Comment les auteurs parviennent-ils à mettre à jour ce désir électoral refoulé dont les électeurs n'ont pas conscience, au point de voter dans un sens différent?

D'une part, grâce aux sondages électoraux du second tour, pourtant basés sur les intentions de vote au premier tour selon le mode de scrutin présidentiel qu'ils rejettent (en 2007, "si François Bayrou s’était qualifié au second tour, tous les sondages montrent qu’il aurait pu gagner contre n’importe quel candidat"). Dès lors, pourquoi ne pas simplifier le processus en remplaçant les élections par les sondages? ...

D'autre part, grâce à la méthode scientifique du doigt mouillé: en 1988, "il semble que Raymond Barre (...) aurait battu Mitterrand s’il avait survécu au premier tour"; en 1995, "si Philippe de Villiers ne s’était pas présenté, ses 4,7% des voix auraient pu s’ajouter au 18,6% d’Édouard Balladur" (sic!), qui aurait alors devancé Jacques Chirac (20,8%)".

En suivant ce raisonnement, on pourrait même déclarer qu'en 2007 les Français voulaient en réalité élire Dominique Voynet (1,6%) à la présidence de la République, ce qui m'a, je l'avoue, échappé, étant donné que "les Verts et leurs idées sont pourtant acceptés par une majorité des Français".

Comme le résume avec justesse David Desgouilles sur Causeur, "si ma tante en avait..."

 

Essayons maintenant, malgré nos fous rires, de dépasser le stade de ce postulat hallucinant. Et regardons comment Terra Nova entend "rendre les élections aux électeurs" à travers un nouveau mode de scrutin: "le jugement majoritaire". Ce dernier consiste à demander aux électeurs d'évaluer les mérites de chacun des candidats dans une échelle de mentions: "Excellent", "Très bien", "Bien", "Assez bien", "Passable", "Insuffisant", "À rejeter".

 

Quels sont les effets d'un tel mode de scrutin?

1) Le jugement majoritaire "diminue l’influence des extrêmes". Les auteurs estiment en effet que "depuis l'élection présidentielle de 2002, l’extrême droite – pourtant rejetée par une grande majorité des Français – prend en otage la démocratie". Encore un propos hallucinant, du même acabit que les premiers, visant à affirmer que le choix démocratique de qualifier Jean-Marie Le Pen au second tour de l'élection présidentielle de 2002 serait ...antidémocratique! Ben voyons...

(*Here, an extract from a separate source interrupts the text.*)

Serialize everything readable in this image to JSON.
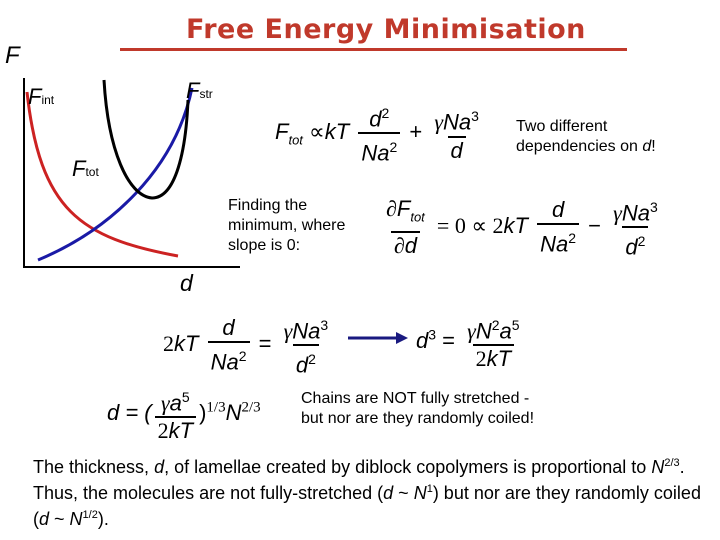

2) Le jugement majoritaire "n'avantage ni désavantage les partis majeurs de droite, de gauche, ou de centre".

Michel Balinski et Rida Laraki oublient toutefois de mentionner explicitement un troisième effet: ce mode de scrutin avantage les "grands" candidats, non seulement face aux extrêmes, mais également face au "petits" candidats à droite et à gauche (et éventuellement au centre). Sans compter que, dans ce système, "si un candidat n’est pas évalué par un électeur, ce vote est considéré comme À rejeter".

Ce sont bien pourtant ces "petits" candidats - sel de la démocratie d'après moi - qui constituent la véritable obsession de la note:

- "Le jugement majoritaire protège contre le risque des candidatures multiples"

- "Le système français actuel - le scrutin majoritaire à deux tours - (...) trahit la volonté des électeurs: le gagnant d’une élection dépend du jeu des candidatures multiples et non de la seule volonté des électeurs" (sic!)

- "Le hasard des multiples candidatures décide du vainqueur plus que la volonté de l’électorat"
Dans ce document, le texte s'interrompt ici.